立川相互病院では救急車の応需率が80%(昨年1~3月)から今年1~3月は55%に下がるなど、コロナ以外の診療にも深刻な影響が出ている (c)朝日新聞社
立川相互病院では救急車の応需率が80%(昨年1~3月)から今年1~3月は55%に下がるなど、コロナ以外の診療にも深刻な影響が出ている (c)朝日新聞社
高橋雅哉(たかはし・まさや)/1963年、大分県生まれ。東京大学医学部卒。立川相互病院外科科長を経て、2018年から現職(写真:病院提供)
高橋雅哉(たかはし・まさや)/1963年、大分県生まれ。東京大学医学部卒。立川相互病院外科科長を経て、2018年から現職(写真:病院提供)

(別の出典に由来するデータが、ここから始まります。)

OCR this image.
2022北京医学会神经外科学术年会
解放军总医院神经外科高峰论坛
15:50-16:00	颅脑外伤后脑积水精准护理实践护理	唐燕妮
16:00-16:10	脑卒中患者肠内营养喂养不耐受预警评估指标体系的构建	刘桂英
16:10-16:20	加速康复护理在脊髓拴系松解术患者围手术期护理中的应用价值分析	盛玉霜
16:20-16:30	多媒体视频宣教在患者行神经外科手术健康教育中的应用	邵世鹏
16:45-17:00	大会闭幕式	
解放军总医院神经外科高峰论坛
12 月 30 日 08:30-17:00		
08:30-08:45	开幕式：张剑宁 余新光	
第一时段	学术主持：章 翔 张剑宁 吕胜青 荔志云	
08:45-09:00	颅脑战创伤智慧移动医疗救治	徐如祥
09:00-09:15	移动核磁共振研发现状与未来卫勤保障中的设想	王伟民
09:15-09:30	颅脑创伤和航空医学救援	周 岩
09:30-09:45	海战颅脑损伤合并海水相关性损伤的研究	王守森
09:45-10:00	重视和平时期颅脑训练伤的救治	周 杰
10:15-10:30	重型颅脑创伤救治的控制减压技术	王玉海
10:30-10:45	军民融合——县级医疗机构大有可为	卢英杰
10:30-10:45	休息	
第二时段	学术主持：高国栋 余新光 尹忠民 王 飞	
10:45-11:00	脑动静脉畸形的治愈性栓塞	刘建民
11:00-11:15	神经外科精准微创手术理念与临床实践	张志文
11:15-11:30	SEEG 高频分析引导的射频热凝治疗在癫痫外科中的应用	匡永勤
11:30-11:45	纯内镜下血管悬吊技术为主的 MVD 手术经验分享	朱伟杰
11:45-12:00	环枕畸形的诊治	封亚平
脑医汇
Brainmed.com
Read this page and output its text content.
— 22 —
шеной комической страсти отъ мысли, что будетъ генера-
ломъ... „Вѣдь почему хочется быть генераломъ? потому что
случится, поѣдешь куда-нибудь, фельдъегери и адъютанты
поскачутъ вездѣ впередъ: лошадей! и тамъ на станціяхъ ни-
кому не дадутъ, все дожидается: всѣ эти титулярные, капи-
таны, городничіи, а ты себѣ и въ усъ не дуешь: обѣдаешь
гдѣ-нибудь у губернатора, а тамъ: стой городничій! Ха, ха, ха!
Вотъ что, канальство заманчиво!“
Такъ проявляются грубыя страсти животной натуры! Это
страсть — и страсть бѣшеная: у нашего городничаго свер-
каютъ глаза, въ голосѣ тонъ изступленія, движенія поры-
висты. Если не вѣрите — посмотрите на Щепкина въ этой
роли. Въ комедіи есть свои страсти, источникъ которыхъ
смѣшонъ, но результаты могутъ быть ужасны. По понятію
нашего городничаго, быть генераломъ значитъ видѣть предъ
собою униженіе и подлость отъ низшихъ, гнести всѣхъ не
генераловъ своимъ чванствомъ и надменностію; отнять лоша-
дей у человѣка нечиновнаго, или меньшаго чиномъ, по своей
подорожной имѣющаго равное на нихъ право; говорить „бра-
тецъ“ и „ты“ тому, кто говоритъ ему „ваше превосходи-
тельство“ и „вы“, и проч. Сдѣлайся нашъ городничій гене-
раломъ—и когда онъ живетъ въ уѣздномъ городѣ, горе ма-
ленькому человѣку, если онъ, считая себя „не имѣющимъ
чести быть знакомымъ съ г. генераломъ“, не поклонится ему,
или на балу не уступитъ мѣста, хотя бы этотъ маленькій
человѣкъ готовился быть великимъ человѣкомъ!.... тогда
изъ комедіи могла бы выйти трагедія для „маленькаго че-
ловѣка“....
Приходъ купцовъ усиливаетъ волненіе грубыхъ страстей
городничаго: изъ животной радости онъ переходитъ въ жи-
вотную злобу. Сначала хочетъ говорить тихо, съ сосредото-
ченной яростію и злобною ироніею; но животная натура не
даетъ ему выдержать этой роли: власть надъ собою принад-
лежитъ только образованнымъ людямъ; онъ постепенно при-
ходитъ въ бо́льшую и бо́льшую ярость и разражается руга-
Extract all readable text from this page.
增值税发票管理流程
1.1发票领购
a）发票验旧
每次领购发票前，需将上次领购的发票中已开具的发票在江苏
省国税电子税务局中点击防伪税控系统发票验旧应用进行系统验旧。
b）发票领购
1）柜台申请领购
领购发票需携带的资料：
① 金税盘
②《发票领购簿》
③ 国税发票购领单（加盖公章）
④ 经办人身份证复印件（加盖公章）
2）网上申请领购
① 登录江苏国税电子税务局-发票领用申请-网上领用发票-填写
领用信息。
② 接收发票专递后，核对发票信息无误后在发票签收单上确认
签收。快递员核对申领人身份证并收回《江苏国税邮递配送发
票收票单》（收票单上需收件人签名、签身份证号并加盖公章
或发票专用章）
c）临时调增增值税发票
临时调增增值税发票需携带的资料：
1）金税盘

 東京都内の病院が五輪開催反対のメッセージを窓に貼り出した。新型コロナウイルスの 感染拡大で医療体制が逼迫する中、患者と向き合う現場の思いが込められている。AERA 2021年5月24日号に掲載された記事を紹介。

【図】ワクチンを1回接種した人の割合 日本は?

*  *  *

「医療は限界 五輪やめて!」
「もうカンベン オリンピックむり!」

 東京都立川市の立川相互病院が4月30日から、そんなメッセージを窓に貼り出している。計287床で90人の医師が働く病院だ。高橋雅哉院長(58)が思いを語った。

■怒りは以前から抱く

 貼り紙を掲げたきっかけは、東京五輪・パラリンピック組織委員会による医師・看護師の派遣要請や、選手の受け入れ病院確保の方針を報道で知ったことです。ただ、「この感染状況で本当に五輪をやるのか」という怒りは以前から抱いていました。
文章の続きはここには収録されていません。